Ilmu makrifat dipelajari hanya untuk
mendekatkan diri kepada Tuhan, jika tidak maka dia tidak akan mungkin
sampai pada hakikat ilmu tersebut, bahkan sebaliknya akan menjauhkannya
dari jalan yang lurus dan tujuan suci. Seorang filosof yang bijaksana
tidak boleh mengajarkan dan mewariskan ilmu itu kepada orang seperti
ini.
Kelahiran dan wafat
Mulla Shadra lahir pada tahun 979 H atau
1571 M di kota Syiraz. Ayah Mulla Shadra khajah Ibrahim Yahya Qiwami
Syirazi anak dari Qiwamuddin Muhammad seorang wakil raja dari keturunan
Muzaffar.
Syiraz saat itu merupakan kota yang
paling tenang dan paling indah di bawah kekuasaan raja Muhammad Mirza
Khudo Bandeh (saudara Syah Ismail kedua) dari keturunan Shafawiyah, raja
ini sangat mendukung penyebaran agama dan mencintai ilmu, ayah Mulla
Shadra bekerja di kerajaan tersebut dan dihormati masyarakat karena
budi-baiknya.
Syaikh Abdullah Zanjani dalam salah satu
karyanya menulis kisah tentang Mulla Shadra, dikisahkan suatu hari
ayahnya pergi dan melimpahkan satu pekerjaan kepadanya, setelah kembali
dari safar ia meminta laporan pertanggungjawaban keuangan selama
ditinggal, dalam laporannya tertulis ada sejumlah besar uang
disumbangkan kepada orang fakir, jumlah uang yang disumbangkan tersebut
setara dengan jumlah uang yang dinazarkan ayahnya kepada Tuhan ketika
memohon seorang anak. Ketika ayahnya menanyakan alasan penggunaan uang
sebanyak itu Mulla Shadra menjawab bahwa uang itu adalah uang nazar yang
mesti dibayarkan. Ia sangat terperanjat mendengar jawaban anaknya
karena hal itu tidak pernah disampaikan kepadanya.
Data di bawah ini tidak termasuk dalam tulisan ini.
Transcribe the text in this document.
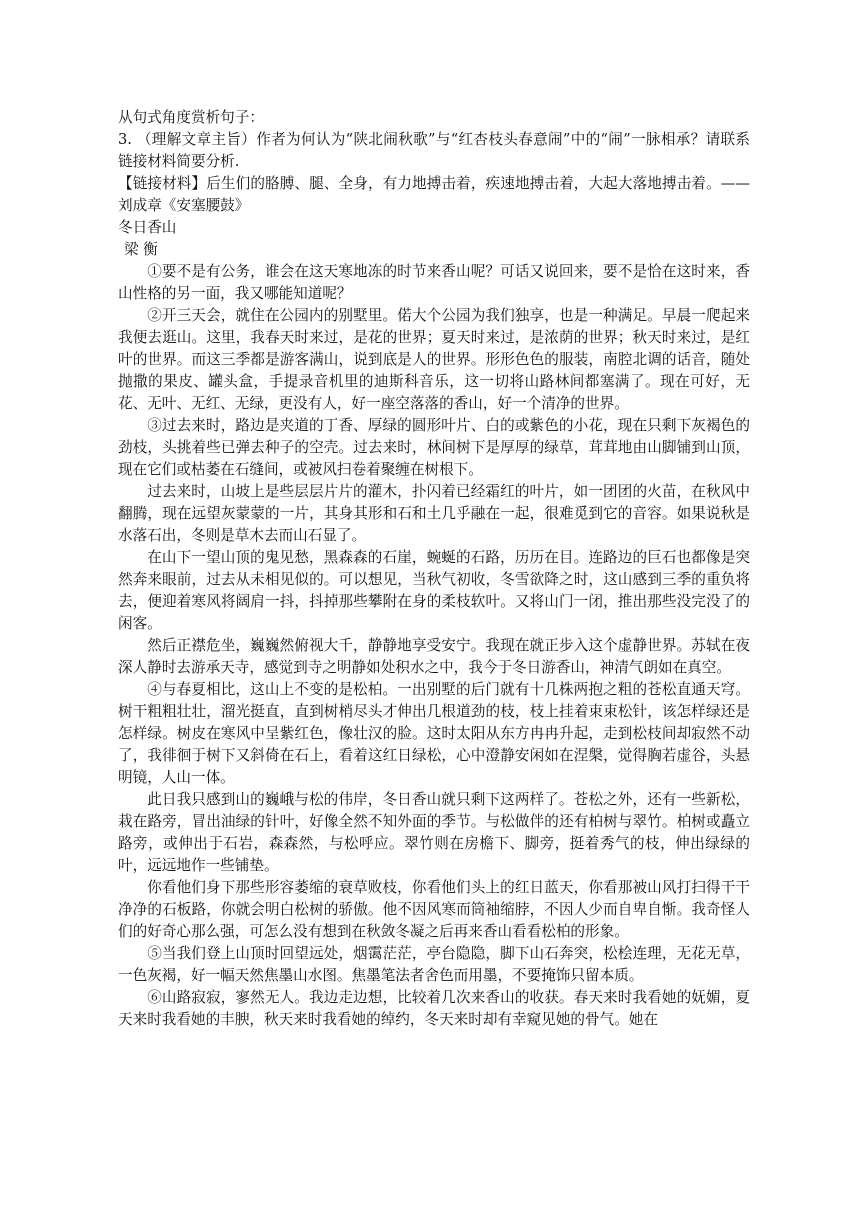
从句式角度赏析句子：

3. （理解文章主旨）作者为何认为“陕北闹秋歌”与“红杏枝头春意闹”中的“闹”一脉相承？请联系链接材料简要分析.

【链接材料】后生们的胳膊、腿、全身，有力地搏击着，疾速地搏击着，大起大落地搏击着。——刘成章《安塞腰鼓》

冬日香山

梁 衡

①要不是有公务，谁会在这天寒地冻的时节来香山呢？可话又说回来，要不是恰在这时来，香山性格的另一面，我又哪能知道呢？

②开三天会，就住在公园内的别墅里。偌大个公园为我们独享，也是一种满足。早晨一爬起来我便去逛山。这里，我春天时来过，是花的世界；夏天时来过，是浓荫的世界；秋天时来过，是红叶的世界。而这三季都是游客满山，说到底是人的世界。形形色色的服装，南腔北调的话音，随处抛撒的果皮、罐头盒，手提录音机里的迪斯科音乐，这一切将山路林间都塞满了。现在可好，无花、无叶、无红、无绿，更没有人，好一座空落落的香山，好一个清净的世界。

③过去来时，路边是夹道的丁香、厚绿的圆形叶片、白的或紫色的小花，现在只剩下灰褐色的劲枝，头挑着些已弹去种子的空壳。过去来时，林间树下是厚厚的绿草，茸茸地由山脚铺到山顶，现在它们或枯萎在石缝间，或被风扫卷着聚缠在树根下。

过去来时，山坡上是些层层片片的灌木，扑闪着已经霜红的叶片，如一团团的火苗，在秋风中翻腾，现在远望灰蒙蒙的一片，其身其形和石和土几乎融在一起，很难觅到它的音容。如果说秋是水落石出，冬则是草木去而山石显了。

在山下一望山顶的鬼见愁，黑森森的石崖，蜿蜒的石路，历历在目。连路边的巨石也都像是突然奔来眼前，过去从未相见似的。可以想见，当秋气初收，冬雪欲降之时，这山感到三季的重负将去，便迎着寒风将阔肩一抖，抖掉那些攀附在身的柔枝软叶。又将山门一闭，推出那些没完没了的闲客。

然后正襟危坐，巍巍然俯视大千，静静地享受安宁。我现在就正步入这个虚静世界。苏轼在夜深人静时去游承天寺，感觉到寺之明静如处积水之中，我今于冬日游香山，神清气朗如在真空。

④与春夏相比，这山上不变的是松柏。一出别墅的后门就有十几株两抱之粗的苍松直通天穹。树干粗粗壮壮，溜光挺直，直到树梢尽头才伸出几根道劲的枝，枝上挂着束束松针，该怎样绿还是怎样绿。树皮在寒风中呈紫红色，像壮汉的脸。这时太阳从东方冉冉升起，走到松枝间却寂然不动了，我徘徊于树下又斜倚在石上，看着这红日绿松，心中澄静安闲如在涅槃，觉得胸若虚谷，头悬明镜，人山一体。

此日我只感到山的巍峨与松的伟岸，冬日香山就只剩下这两样了。苍松之外，还有一些新松，栽在路旁，冒出油绿的针叶，好像全然不知外面的季节。与松做伴的还有柏树与翠竹。柏树或矗立路旁，或伸出于石岩，森森然，与松呼应。翠竹则在房檐下、脚旁，挺着秀气的枝，伸出绿绿的叶，远远地作一些铺垫。

你看他们身下那些形容萎缩的衰草败枝，你看他们头上的红日蓝天，你看那被山风打扫得干干净净的石板路，你就会明白松树的骄傲。他不因风寒而筒袖缩脖，不因人少而自卑自惭。我奇怪人们的好奇心那么强，可怎么没有想到在秋敛冬凝之后再来香山看看松柏的形象。

⑤当我们登上山顶时回望远处，烟霭茫茫，亭台隐隐，脚下山石奔突，松桧连理，无花无草，一色灰褐，好一幅天然焦墨山水图。焦墨笔法者舍色而用墨，不要掩饰只留本质。

⑥山路寂寂，寥然无人。我边走边想，比较着几次来香山的收获。春天来时我看她的妩媚，夏天来时我看她的丰腴，秋天来时我看她的绰约，冬天来时却有幸窥见她的骨气。她在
Mulla Shadra dilahirkan di zaman dimana
cahaya filsafat redup dan tiada pendukungnya, Tuhan Yang Maha Bijaksana
kemudian memilih hamba-Nya dan mengutus untuk menyempurnakan dan
menyebarkan ilmu tersebut setelah sebelumnya mengutus secara bertahap
filosof-filosof untuk menyiapkan lahan demi menerima hakikat-hakikat
yang lebih tinggi.
Filosof Ilahi ini meninggal tahun 1050 H
atau 1640 M di kota Basrah dalam perjalanannya yang ketujuh ke Mekah
dengan berjalan kaki. Filosof Sayyid Abul Hasan al-Qazwini berkata:
empat puluh tahun yang lalu saya bertanya tentang kuburan Mulla Shadra
kepada salah seorang Arab yang tinggal di Najaf Asyraf Iraq yang sering
ke kota Basrah Iraq, orang Arab tersebut menjawab di kota Basrah ada
kuburan yang dikenal dengan kuburan Mulla Shadra Syirazi, tapi peneliti
sejarah tidak pernah menemukan tanda-tanda kuburan filosof tersebut
mungkin karena pengaruh perubahan tata letak kota mengakibatkan kuburan
tersebut hancur, wallahu a’lam bihaqayikil umur.
Guru-guru Mulla Shadra
Mulla Shadra belajar di Qazwin kepada
Syaikh Bahauddin Amili dan Mir Damad, setelah ibukota berpindah dari
Qazwin ke Ishfahan pada tahun 1006 H atau 1596 M iapun hijrah bersama
kedua gurunya ke kota tersebut dan menyelesaikan pelajaran tertingginya
seperti Logika, Filsafat dan Irfan di sana. Mulla Shadra banyak sekali
mengambil manfaat dari kedua gurunya tersebut.
- 1. Syaikh Bahauddin Amili
Syaikh Bahauddin (953 – 1030 H) walaupun
bukan guru pertama Mulla Shadra tetapi merupakan guru yang paling
penting dan berpengaruh dalam membentuk kepribadiannya hingga mencapai
kesempurnaan akhlak dan ilmu.
Dia adalah anak dari salah seorang fuqaha
Libanon bernama Syaikh Husain bin Abd ash-Shamad Amili. Kota Jabal
Amil salah satu kota yang terletak di selatan dan penduduknya mayoritas
Syiah, saat itu di bawah kekuasaan pemerintah Jabbar Usmani yang
menyiksa dan membunuh banyak ulama-ulama Syiah, sehingga sebagian
ulama-ulama hijrah dan berlindung di bawah pemerintahan Iran Shafawi.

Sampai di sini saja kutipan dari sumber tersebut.